The CDC extended the moratorium last week, calling it a “new” circumstance since the last moratorium extension.
“CDC is issuing a new order temporarily halting evictions in counties with heightened levels of community transmission in order to respond to recent, unexpected developments in the trajectory of the COVID-19 pandemic, including the rise of the delta variant,” the agency said Aug. 3, shortly after the previous extension expired. “It is intended to target specific areas of the country where cases are rapidly increasing, which likely would be exacerbated by mass evictions.”
The Biden administration came under fire for allowing the moratorium, enacted at the height of the COVID pandemic and its ensuing lockdowns and high unemployment, to expire at the end of July.
Landlord organizations sued the government to end the moratorium and asked the U.S. Supreme Court to vacate the measure.
Writing for the court on June 29, Associate Justice Brett Kavanaugh wrote the concurring opinion of the court, stating that it would not vacate the moratorium at that time because it only had a couple of weeks left, but said that a further extension should only be granted by the Congress through new legislation.
The court also found that the CDC had overstepped its “statutory authority” in initially granting the moratorium.

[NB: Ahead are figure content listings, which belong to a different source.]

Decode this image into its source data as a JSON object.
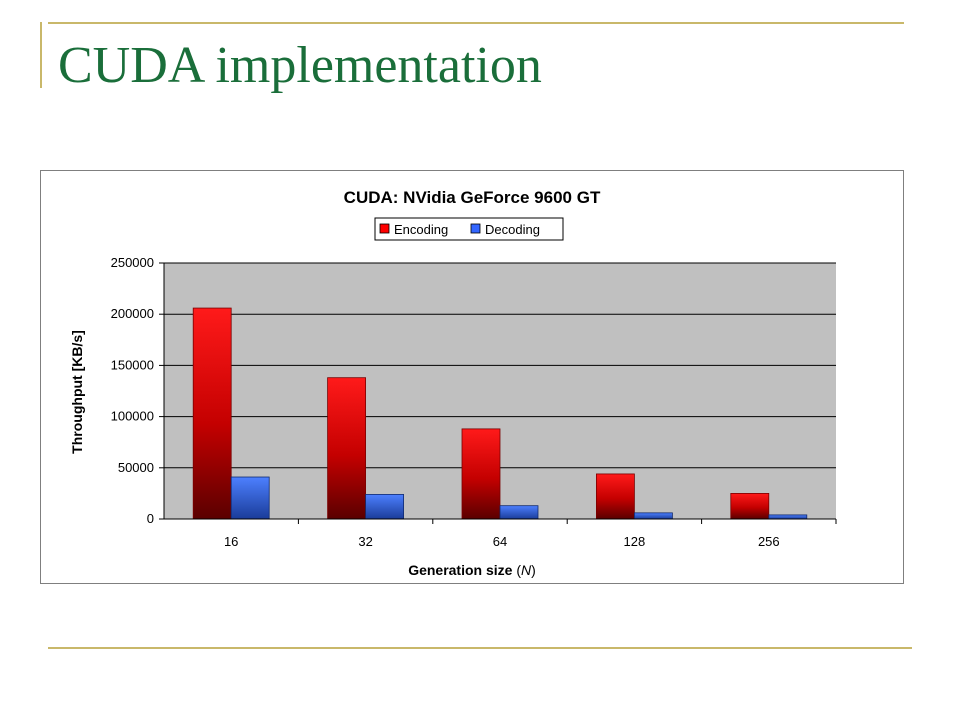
{
  "slide": {
    "title": "CUDA implementation"
  },
  "colors": {
    "accent_line": "#c9b86a",
    "title_text": "#1a6e3a",
    "plot_background": "#c0c0c0",
    "encoding": "#ff0000",
    "decoding": "#3366ff"
  },
  "chart_data": {
    "type": "bar",
    "title": "CUDA: NVidia GeForce 9600 GT",
    "xlabel": "Generation size",
    "xlabel_symbol": "N",
    "ylabel": "Throughput [KB/s]",
    "categories": [
      "16",
      "32",
      "64",
      "128",
      "256"
    ],
    "series": [
      {
        "name": "Encoding",
        "values": [
          206000,
          138000,
          88000,
          44000,
          25000
        ]
      },
      {
        "name": "Decoding",
        "values": [
          41000,
          24000,
          13000,
          6000,
          4000
        ]
      }
    ],
    "ylim": [
      0,
      250000
    ],
    "yticks": [
      0,
      50000,
      100000,
      150000,
      200000,
      250000
    ],
    "grid": true,
    "legend_position": "top"
  }
}
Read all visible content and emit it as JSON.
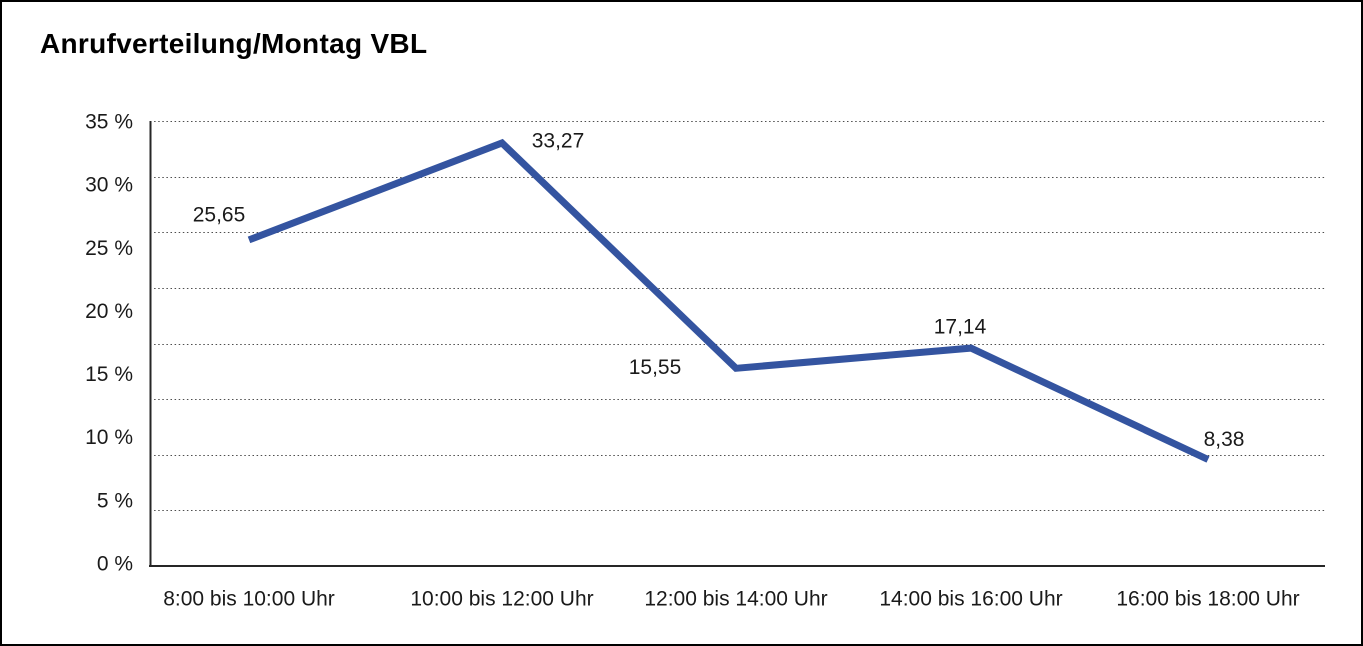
{
  "page": {
    "title": "Anrufverteilung/Montag VBL"
  },
  "chart_data": {
    "type": "line",
    "title": "Anrufverteilung/Montag VBL",
    "categories": [
      "8:00 bis 10:00 Uhr",
      "10:00 bis 12:00 Uhr",
      "12:00 bis 14:00 Uhr",
      "14:00 bis 16:00 Uhr",
      "16:00 bis 18:00 Uhr"
    ],
    "values": [
      25.65,
      33.27,
      15.55,
      17.14,
      8.38
    ],
    "point_labels": [
      "25,65",
      "33,27",
      "15,55",
      "17,14",
      "8,38"
    ],
    "y_tick_labels": [
      "35 %",
      "30 %",
      "25 %",
      "20 %",
      "15 %",
      "10 %",
      "5 %",
      "0 %"
    ],
    "ylim": [
      0,
      35
    ],
    "xlabel": "",
    "ylabel": "",
    "legend": "none",
    "grid": "horizontal-dotted",
    "colors": {
      "line": "#3454A0",
      "axis": "#262626",
      "gridline": "#4d4d4d",
      "text": "#1a1a1a"
    }
  }
}
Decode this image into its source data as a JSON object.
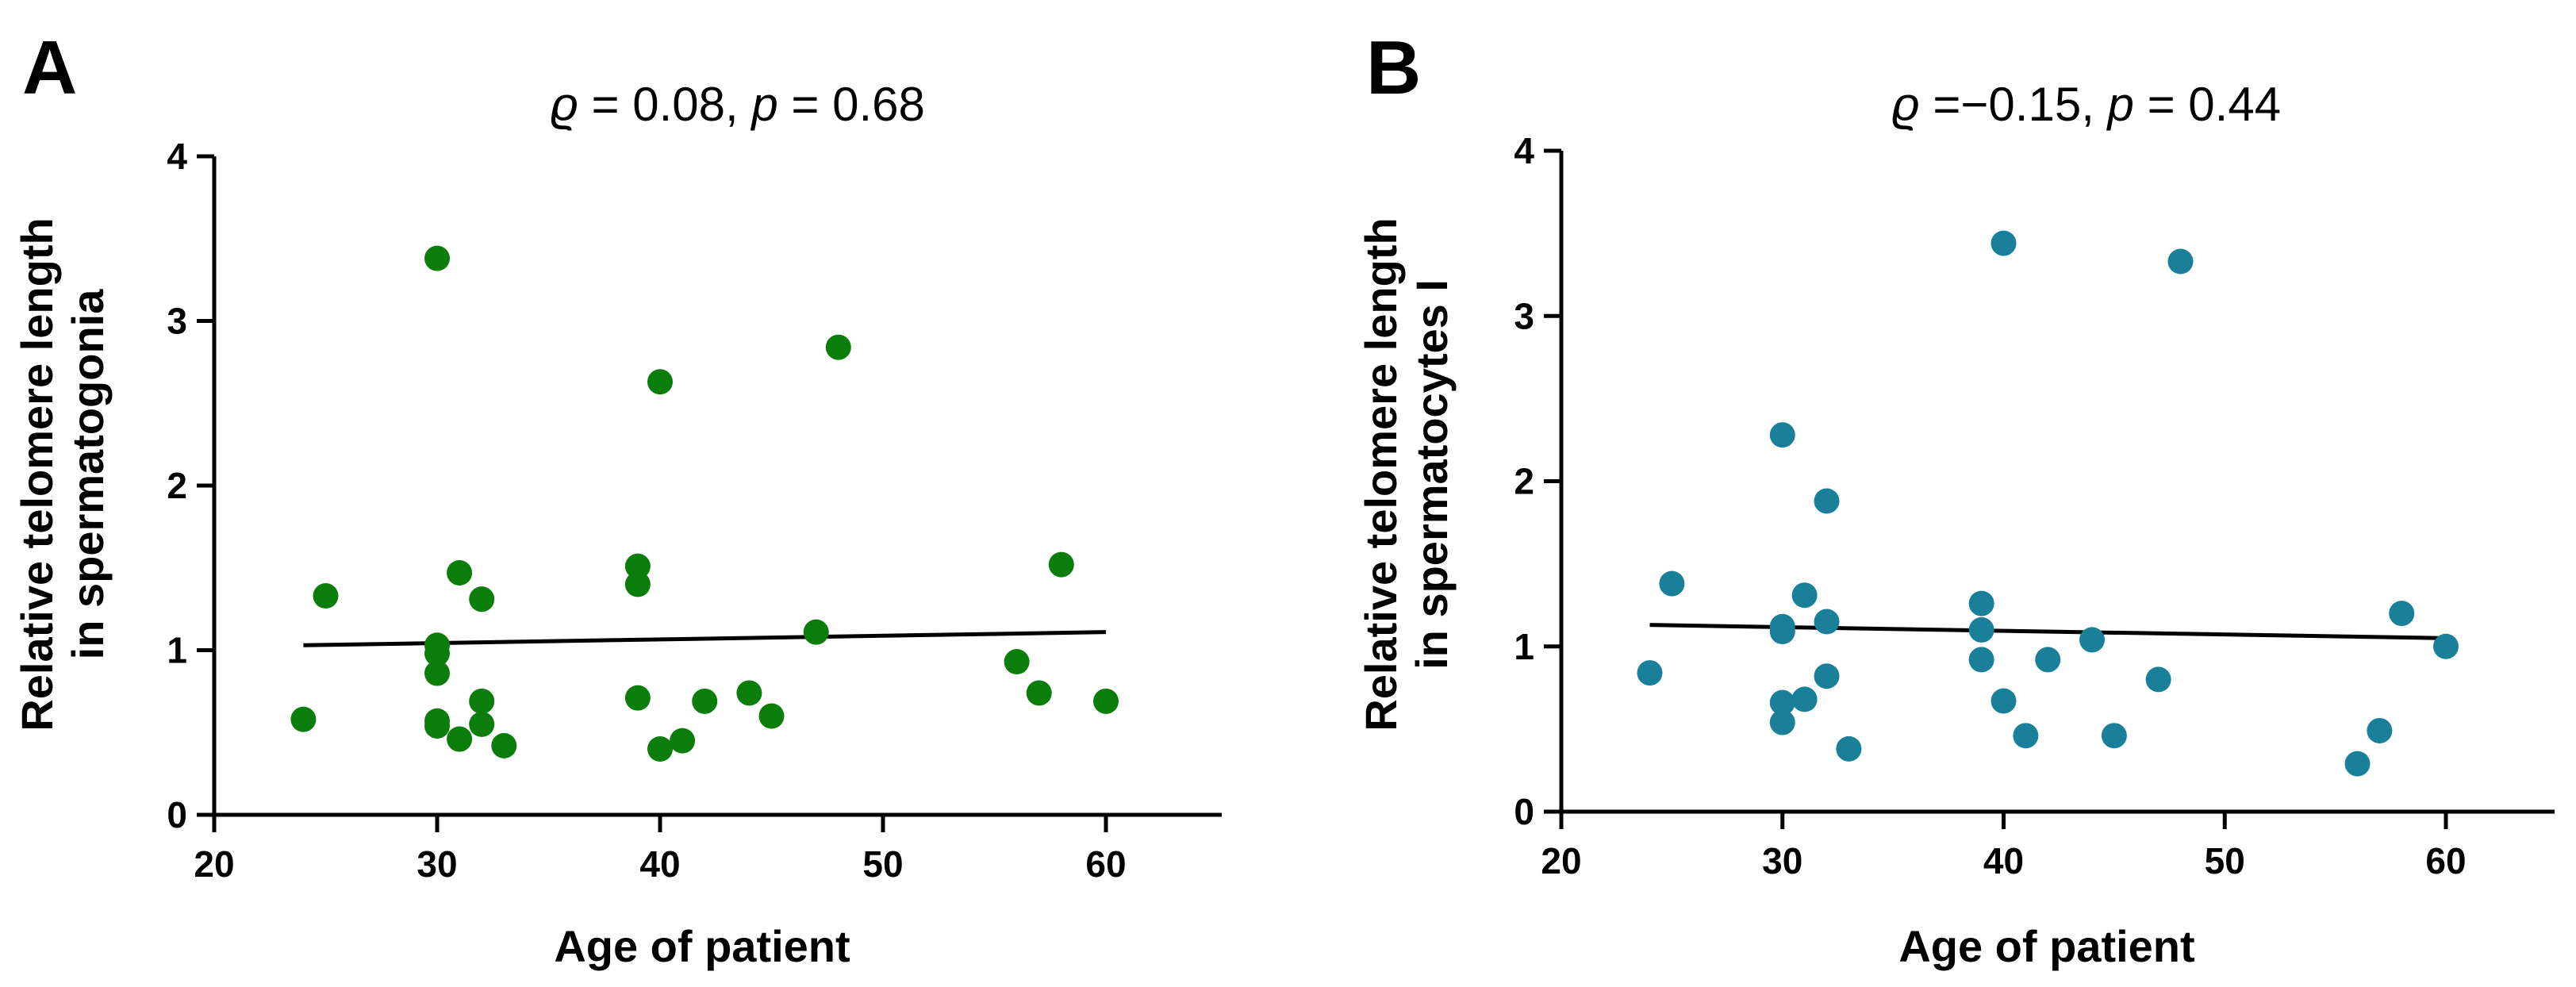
{
  "chart_data": [
    {
      "type": "scatter",
      "panel_label": "A",
      "stats": {
        "rho_symbol": "ϱ",
        "rho_text": " = 0.08, ",
        "p_symbol": "p",
        "p_text": " = 0.68"
      },
      "xlabel": "Age of patient",
      "ylabel": [
        "Relative telomere length",
        "in spermatogonia"
      ],
      "xlim": [
        20,
        65
      ],
      "ylim": [
        0,
        4
      ],
      "xticks": [
        20,
        30,
        40,
        50,
        60
      ],
      "yticks": [
        0,
        1,
        2,
        3,
        4
      ],
      "color": "#0b7d0b",
      "points": [
        [
          24,
          0.58
        ],
        [
          25,
          1.33
        ],
        [
          30,
          3.38
        ],
        [
          30,
          1.03
        ],
        [
          30,
          0.98
        ],
        [
          30,
          0.86
        ],
        [
          30,
          0.57
        ],
        [
          30,
          0.54
        ],
        [
          31,
          1.47
        ],
        [
          31,
          0.46
        ],
        [
          32,
          1.31
        ],
        [
          32,
          0.69
        ],
        [
          32,
          0.55
        ],
        [
          33,
          0.42
        ],
        [
          39,
          1.51
        ],
        [
          39,
          1.4
        ],
        [
          39,
          0.71
        ],
        [
          40,
          2.63
        ],
        [
          40,
          0.4
        ],
        [
          41,
          0.45
        ],
        [
          42,
          0.69
        ],
        [
          44,
          0.74
        ],
        [
          45,
          0.6
        ],
        [
          47,
          1.11
        ],
        [
          48,
          2.84
        ],
        [
          56,
          0.93
        ],
        [
          57,
          0.74
        ],
        [
          58,
          1.52
        ],
        [
          60,
          0.69
        ]
      ],
      "fit": {
        "x": [
          24,
          60
        ],
        "y": [
          1.03,
          1.11
        ]
      }
    },
    {
      "type": "scatter",
      "panel_label": "B",
      "stats": {
        "rho_symbol": "ϱ",
        "rho_text": " =−0.15, ",
        "p_symbol": "p",
        "p_text": " = 0.44"
      },
      "xlabel": "Age of patient",
      "ylabel": [
        "Relative telomere length",
        "in spermatocytes I"
      ],
      "xlim": [
        20,
        65
      ],
      "ylim": [
        0,
        4
      ],
      "xticks": [
        20,
        30,
        40,
        50,
        60
      ],
      "yticks": [
        0,
        1,
        2,
        3,
        4
      ],
      "color": "#1a8099",
      "points": [
        [
          24,
          0.84
        ],
        [
          25,
          1.38
        ],
        [
          30,
          2.28
        ],
        [
          30,
          1.12
        ],
        [
          30,
          1.09
        ],
        [
          30,
          0.66
        ],
        [
          30,
          0.54
        ],
        [
          31,
          1.31
        ],
        [
          31,
          0.68
        ],
        [
          32,
          1.88
        ],
        [
          32,
          1.15
        ],
        [
          32,
          0.82
        ],
        [
          33,
          0.38
        ],
        [
          39,
          1.26
        ],
        [
          39,
          1.1
        ],
        [
          39,
          0.92
        ],
        [
          40,
          3.44
        ],
        [
          40,
          0.67
        ],
        [
          41,
          0.46
        ],
        [
          42,
          0.92
        ],
        [
          44,
          1.04
        ],
        [
          45,
          0.46
        ],
        [
          47,
          0.8
        ],
        [
          48,
          3.33
        ],
        [
          56,
          0.29
        ],
        [
          57,
          0.49
        ],
        [
          58,
          1.2
        ],
        [
          60,
          1.0
        ]
      ],
      "fit": {
        "x": [
          24,
          60
        ],
        "y": [
          1.13,
          1.05
        ]
      }
    }
  ]
}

Carson also took issue with big real estate investment firms that are buying up foreclosures and properties owned by smaller investors that now must sell because of the lack of rent payments.
“The big businesses who are in bed with the government. Isn't that almost the definition of fascism, which seems to be creeping into our society very, very quickly,” Carson said. “We better wake up pretty quickly because it's very hard to get rid of.”